The subject of the search will be, we hope, of great interest to you, and must be explored
■ using libraries
■ using databases
■ interviewing experts
■ using the dialectical process (that is, opposing viewpoints)
The process of exploring the subject is at least as important as the paper you produce. The process must be
■ deliberate
■ rational
■ recorded for verification
The product of your investigation will be
■ a 2000+ word research paper, with Works Cited page
■ a 500+ word narrative about the research process (based on periodic freewrites)
■ a “talk” or other project teaching the class about your topic
Choosing a subject
You are developing a twelve+-page research paper that will occupy much of your time over the next two months. It requires a lot of work, whether you are interested in your subject or not.

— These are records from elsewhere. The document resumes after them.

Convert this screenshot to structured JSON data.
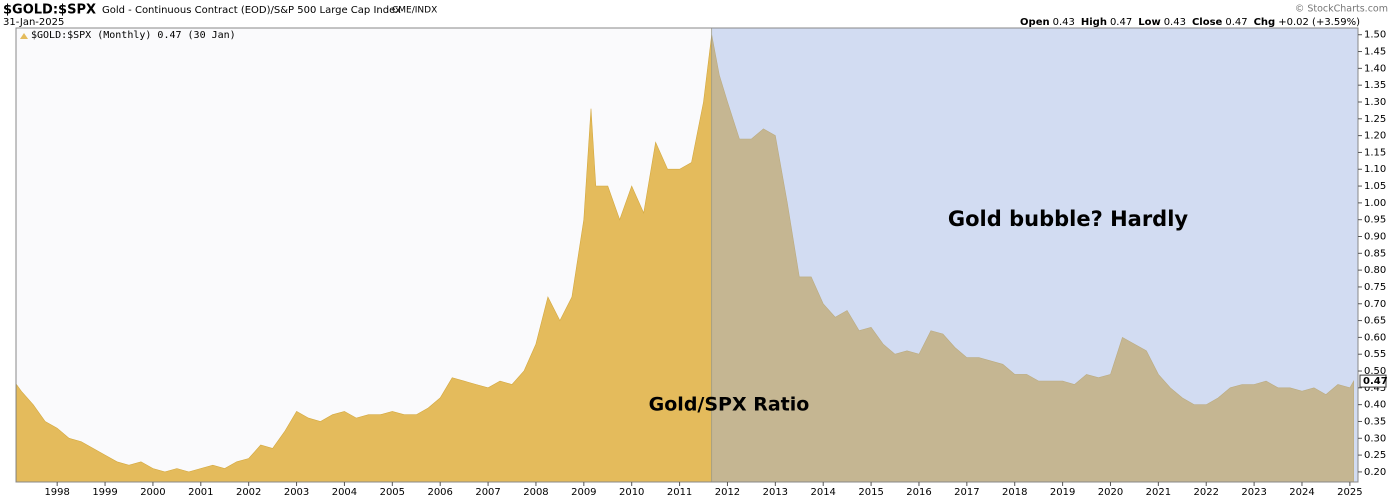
{
  "chart_data": {
    "type": "area",
    "title": "$GOLD:$SPX",
    "subtitle": "Gold - Continuous Contract (EOD)/S&P 500 Large Cap Index",
    "exchange": "CME/INDX",
    "date": "31-Jan-2025",
    "watermark": "© StockCharts.com",
    "quote": [
      {
        "label": "Open",
        "value": 0.43
      },
      {
        "label": "High",
        "value": 0.47
      },
      {
        "label": "Low",
        "value": 0.43
      },
      {
        "label": "Close",
        "value": 0.47
      },
      {
        "label": "Chg",
        "value": "+0.02 (+3.59%)"
      }
    ],
    "legend": "$GOLD:$SPX (Monthly) 0.47 (30 Jan)",
    "annotations": [
      "Gold bubble? Hardly",
      "Gold/SPX Ratio"
    ],
    "last_value": 0.47,
    "shade_start": 2011.67,
    "series": [
      {
        "name": "$GOLD:$SPX",
        "color": "#e4bb5c",
        "x": [
          1997.15,
          1997.25,
          1997.5,
          1997.75,
          1998,
          1998.25,
          1998.5,
          1998.75,
          1999,
          1999.25,
          1999.5,
          1999.75,
          2000,
          2000.25,
          2000.5,
          2000.75,
          2001,
          2001.25,
          2001.5,
          2001.75,
          2002,
          2002.25,
          2002.5,
          2002.75,
          2003,
          2003.25,
          2003.5,
          2003.75,
          2004,
          2004.25,
          2004.5,
          2004.75,
          2005,
          2005.25,
          2005.5,
          2005.75,
          2006,
          2006.25,
          2006.5,
          2006.75,
          2007,
          2007.25,
          2007.5,
          2007.75,
          2008,
          2008.25,
          2008.5,
          2008.75,
          2009,
          2009.15,
          2009.25,
          2009.5,
          2009.75,
          2010,
          2010.25,
          2010.5,
          2010.75,
          2011,
          2011.25,
          2011.5,
          2011.67,
          2011.83,
          2012,
          2012.25,
          2012.5,
          2012.75,
          2013,
          2013.25,
          2013.5,
          2013.75,
          2014,
          2014.25,
          2014.5,
          2014.75,
          2015,
          2015.25,
          2015.5,
          2015.75,
          2016,
          2016.25,
          2016.5,
          2016.75,
          2017,
          2017.25,
          2017.5,
          2017.75,
          2018,
          2018.25,
          2018.5,
          2018.75,
          2019,
          2019.25,
          2019.5,
          2019.75,
          2020,
          2020.25,
          2020.5,
          2020.75,
          2021,
          2021.25,
          2021.5,
          2021.75,
          2022,
          2022.25,
          2022.5,
          2022.75,
          2023,
          2023.25,
          2023.5,
          2023.75,
          2024,
          2024.25,
          2024.5,
          2024.75,
          2025,
          2025.08
        ],
        "values": [
          0.46,
          0.44,
          0.4,
          0.35,
          0.33,
          0.3,
          0.29,
          0.27,
          0.25,
          0.23,
          0.22,
          0.23,
          0.21,
          0.2,
          0.21,
          0.2,
          0.21,
          0.22,
          0.21,
          0.23,
          0.24,
          0.28,
          0.27,
          0.32,
          0.38,
          0.36,
          0.35,
          0.37,
          0.38,
          0.36,
          0.37,
          0.37,
          0.38,
          0.37,
          0.37,
          0.39,
          0.42,
          0.48,
          0.47,
          0.46,
          0.45,
          0.47,
          0.46,
          0.5,
          0.58,
          0.72,
          0.65,
          0.72,
          0.95,
          1.28,
          1.05,
          1.05,
          0.95,
          1.05,
          0.97,
          1.18,
          1.1,
          1.1,
          1.12,
          1.3,
          1.5,
          1.38,
          1.3,
          1.19,
          1.19,
          1.22,
          1.2,
          1.0,
          0.78,
          0.78,
          0.7,
          0.66,
          0.68,
          0.62,
          0.63,
          0.58,
          0.55,
          0.56,
          0.55,
          0.62,
          0.61,
          0.57,
          0.54,
          0.54,
          0.53,
          0.52,
          0.49,
          0.49,
          0.47,
          0.47,
          0.47,
          0.46,
          0.49,
          0.48,
          0.49,
          0.6,
          0.58,
          0.56,
          0.49,
          0.45,
          0.42,
          0.4,
          0.4,
          0.42,
          0.45,
          0.46,
          0.46,
          0.47,
          0.45,
          0.45,
          0.44,
          0.45,
          0.43,
          0.46,
          0.45,
          0.47
        ]
      }
    ],
    "xlim": [
      1997.14,
      2025.17
    ],
    "xticks": [
      1998,
      1999,
      2000,
      2001,
      2002,
      2003,
      2004,
      2005,
      2006,
      2007,
      2008,
      2009,
      2010,
      2011,
      2012,
      2013,
      2014,
      2015,
      2016,
      2017,
      2018,
      2019,
      2020,
      2021,
      2022,
      2023,
      2024,
      2025
    ],
    "ylim": [
      0.17,
      1.52
    ],
    "yticks": [
      {
        "value": 0.2,
        "label": "0.20"
      },
      0.25,
      {
        "value": 0.3,
        "label": "0.30"
      },
      0.35,
      {
        "value": 0.4,
        "label": "0.40"
      },
      0.45,
      {
        "value": 0.5,
        "label": "0.50"
      },
      0.55,
      {
        "value": 0.6,
        "label": "0.60"
      },
      0.65,
      {
        "value": 0.7,
        "label": "0.70"
      },
      0.75,
      {
        "value": 0.8,
        "label": "0.80"
      },
      0.85,
      {
        "value": 0.9,
        "label": "0.90"
      },
      0.95,
      {
        "value": 1,
        "label": "1.00"
      },
      1.05,
      {
        "value": 1.1,
        "label": "1.10"
      },
      1.15,
      {
        "value": 1.2,
        "label": "1.20"
      },
      1.25,
      {
        "value": 1.3,
        "label": "1.30"
      },
      1.35,
      {
        "value": 1.4,
        "label": "1.40"
      },
      1.45,
      {
        "value": 1.5,
        "label": "1.50"
      }
    ]
  }
}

If you are interested, however, the burden is infinitely lighter because you want the answer. So take your time to settle on something you really want to know. Settle on a topic that's rich enough for you to live with for quite a few weeks, and one that will lend itself to thinking, not just compiling "facts." Formulate your topic as a question, not as a word or phrase.
Getting Information
Information for your research paper must come from two kinds of sources -- recorded materials (primarily books, magazine and newspaper articles, and online sources, but this might also include audio and video materials) and interviews (in person or by phone). Magazines are often more up-to-date on a subject than books; real people are often most up to date of all. The balance you strike between books and interviews will depend on the nature of your subject, but you must do both.
Dialectic (opposing viewpoints)
The dialectical process is how we describe a research project that uses information from sources which disagree with each other. The easiest way to picture this for most students is to think of a topic as "controversial." That is, there are different sides to the issue, and your research process must represent the thinking of both sides and come to a conclusion about them. Your topic does not really need to have this for and against quality, however. Experts are not for or against heart attacks, for instance, yet there is quite a bit of disagreement among them over exactly what causes heart attacks and how to prevent them. As long as your paper reflects differences in thinking among experts, it will fulfill the dialectic requirement.
Process
The process you use must be deliberate because it is impossible to discover anything meaningful about a large subject just a few days before the paper is due. A good investigation takes a lot of time, not just in the actual working out of the problem, but in the simmering that will go on in the back of your head. To be blunt, you've got to make constant progress on your research paper; you can't put it off just because the final deadline seems so far away.
The process must also be rational. That is, you follow a plan, search for material and take notes methodically -- with a goal in mind of what you expect to learn. You record the story of your search (in periodic freewrites) so that you can reflect on and evaluate the learning process you went through in a quarter's worth of reading, thinking, interviewing, discovering, and writing about your subject.